Al-Qaeda fighters, among them Saudis and Egyptians, have streamed in from Afghanistan and have joined local members of the jihadist network in lairs carved out in the rugged Kour mountain in southern Shabwa province, said provincial governor Ali Hasan al-Ahmadi.
"There are dozens of Saudi and Egyptian Al-Qaeda militants who came to the province," Ahmadi told the London-based Al-Sharq Al-Awsat daily.Among them, he added, are the leader of Al-Qaeda in the Arabian Peninsula (AQAP) Nasser al-Wahishi, his number two, Saeed Ali al-Shehri, a Saudi, and radical US-Yemeni cleric Anwar al-Awlaqi.

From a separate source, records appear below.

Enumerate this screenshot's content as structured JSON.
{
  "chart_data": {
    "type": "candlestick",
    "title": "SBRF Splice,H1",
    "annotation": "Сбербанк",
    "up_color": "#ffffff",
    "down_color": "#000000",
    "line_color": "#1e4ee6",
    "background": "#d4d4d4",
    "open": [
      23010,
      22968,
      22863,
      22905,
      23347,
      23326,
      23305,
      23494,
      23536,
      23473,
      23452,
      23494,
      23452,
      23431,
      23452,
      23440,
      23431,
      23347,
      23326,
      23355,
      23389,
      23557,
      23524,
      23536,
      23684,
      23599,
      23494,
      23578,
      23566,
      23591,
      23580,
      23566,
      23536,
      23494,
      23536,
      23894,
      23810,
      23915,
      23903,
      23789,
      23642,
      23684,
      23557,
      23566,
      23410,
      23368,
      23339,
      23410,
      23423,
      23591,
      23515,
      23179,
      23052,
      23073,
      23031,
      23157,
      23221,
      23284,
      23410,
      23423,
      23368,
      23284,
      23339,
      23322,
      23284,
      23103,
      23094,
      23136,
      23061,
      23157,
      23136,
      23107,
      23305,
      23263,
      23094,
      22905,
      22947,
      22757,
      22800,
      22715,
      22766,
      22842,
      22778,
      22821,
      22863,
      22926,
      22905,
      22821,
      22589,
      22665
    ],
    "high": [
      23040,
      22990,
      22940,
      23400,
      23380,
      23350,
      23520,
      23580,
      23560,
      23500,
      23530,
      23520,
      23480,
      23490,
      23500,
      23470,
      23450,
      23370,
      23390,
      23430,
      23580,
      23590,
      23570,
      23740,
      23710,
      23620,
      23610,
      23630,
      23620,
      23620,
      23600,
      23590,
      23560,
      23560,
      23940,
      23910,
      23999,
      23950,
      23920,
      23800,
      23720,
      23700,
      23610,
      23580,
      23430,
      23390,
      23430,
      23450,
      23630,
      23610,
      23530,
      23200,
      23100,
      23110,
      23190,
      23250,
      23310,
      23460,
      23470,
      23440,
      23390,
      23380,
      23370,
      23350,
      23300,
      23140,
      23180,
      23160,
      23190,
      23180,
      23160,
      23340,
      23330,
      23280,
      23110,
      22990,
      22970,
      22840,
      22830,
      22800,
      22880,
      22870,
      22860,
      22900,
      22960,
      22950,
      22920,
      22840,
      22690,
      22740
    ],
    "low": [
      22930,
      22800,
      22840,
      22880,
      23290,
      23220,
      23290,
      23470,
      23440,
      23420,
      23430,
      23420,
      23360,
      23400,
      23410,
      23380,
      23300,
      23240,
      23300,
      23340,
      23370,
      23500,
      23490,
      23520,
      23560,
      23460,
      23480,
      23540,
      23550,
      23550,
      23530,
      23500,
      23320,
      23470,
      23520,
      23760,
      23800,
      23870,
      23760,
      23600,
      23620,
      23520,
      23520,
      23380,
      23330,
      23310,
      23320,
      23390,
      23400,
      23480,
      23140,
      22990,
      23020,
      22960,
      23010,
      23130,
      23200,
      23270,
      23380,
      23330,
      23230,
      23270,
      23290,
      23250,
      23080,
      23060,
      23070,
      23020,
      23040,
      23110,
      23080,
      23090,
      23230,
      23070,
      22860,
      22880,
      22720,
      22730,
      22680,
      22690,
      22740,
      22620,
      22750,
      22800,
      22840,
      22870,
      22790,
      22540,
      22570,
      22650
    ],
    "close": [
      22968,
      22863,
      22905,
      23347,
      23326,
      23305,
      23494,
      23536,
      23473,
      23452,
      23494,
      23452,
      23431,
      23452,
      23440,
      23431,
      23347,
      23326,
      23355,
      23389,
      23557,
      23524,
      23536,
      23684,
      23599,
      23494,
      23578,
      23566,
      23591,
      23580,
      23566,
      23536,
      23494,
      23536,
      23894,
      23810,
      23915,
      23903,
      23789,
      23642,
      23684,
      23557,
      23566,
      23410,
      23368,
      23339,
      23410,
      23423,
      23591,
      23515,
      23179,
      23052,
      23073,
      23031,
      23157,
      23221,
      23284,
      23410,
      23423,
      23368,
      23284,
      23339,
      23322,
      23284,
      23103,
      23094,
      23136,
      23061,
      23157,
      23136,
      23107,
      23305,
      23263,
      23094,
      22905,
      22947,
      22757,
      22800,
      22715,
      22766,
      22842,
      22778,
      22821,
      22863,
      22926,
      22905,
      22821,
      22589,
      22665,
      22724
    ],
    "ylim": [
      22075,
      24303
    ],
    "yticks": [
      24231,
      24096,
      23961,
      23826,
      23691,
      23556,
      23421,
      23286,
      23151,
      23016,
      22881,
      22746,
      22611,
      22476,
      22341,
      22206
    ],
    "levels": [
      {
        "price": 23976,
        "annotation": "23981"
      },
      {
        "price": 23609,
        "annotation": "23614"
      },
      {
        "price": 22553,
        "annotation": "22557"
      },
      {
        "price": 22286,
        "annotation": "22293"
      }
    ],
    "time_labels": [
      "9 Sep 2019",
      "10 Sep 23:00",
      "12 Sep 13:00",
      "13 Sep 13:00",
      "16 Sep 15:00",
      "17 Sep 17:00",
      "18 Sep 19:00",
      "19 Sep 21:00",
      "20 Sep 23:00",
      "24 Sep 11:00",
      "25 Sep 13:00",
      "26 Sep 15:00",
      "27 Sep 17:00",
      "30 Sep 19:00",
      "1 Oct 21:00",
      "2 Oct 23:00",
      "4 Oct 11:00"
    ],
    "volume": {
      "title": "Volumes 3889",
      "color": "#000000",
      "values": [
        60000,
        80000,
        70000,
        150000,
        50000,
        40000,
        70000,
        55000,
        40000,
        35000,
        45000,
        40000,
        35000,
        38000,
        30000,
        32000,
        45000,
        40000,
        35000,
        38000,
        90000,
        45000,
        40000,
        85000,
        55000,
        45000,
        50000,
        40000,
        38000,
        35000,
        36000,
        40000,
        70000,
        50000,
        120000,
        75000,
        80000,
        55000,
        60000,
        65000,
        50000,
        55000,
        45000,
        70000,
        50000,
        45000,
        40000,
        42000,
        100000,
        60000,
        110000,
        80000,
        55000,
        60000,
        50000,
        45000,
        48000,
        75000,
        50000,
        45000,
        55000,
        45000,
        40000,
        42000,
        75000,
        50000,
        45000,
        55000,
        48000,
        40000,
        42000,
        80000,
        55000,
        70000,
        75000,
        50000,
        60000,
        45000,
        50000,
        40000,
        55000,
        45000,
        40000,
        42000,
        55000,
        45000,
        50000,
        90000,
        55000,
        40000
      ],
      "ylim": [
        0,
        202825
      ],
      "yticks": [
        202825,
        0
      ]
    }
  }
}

The Egyptians and Saudis, Ahmadi said, had travelled to Yemen from Afghanistan.
AQAP group has claimed it was behind the botched Christmas Day bomb attack onboard a US airliner, while Yemeni officials have said the would-be bomber, Umar Farouk Abdulmutallab, had been in contact with Awlaqi.
The United States has accused the Al-Qaeda branch in Yemen of training Abdulmutallab, who tried to blow up a Northwest Airline flight before it landed in Detroit, but was overpowered by passengers.On Wednesday, Yemeni officials announced the capture of key Qaeda leader Mohammed al-Hanq and two other militants believed behind threats against Western interests in Sanaa that caused embassies to close for several days.
Yemen insists it can win the war against the militants without US military intervention, but analysts fear Osama bin Laden's ancestral homeland cannot tackle the jihadists on its own.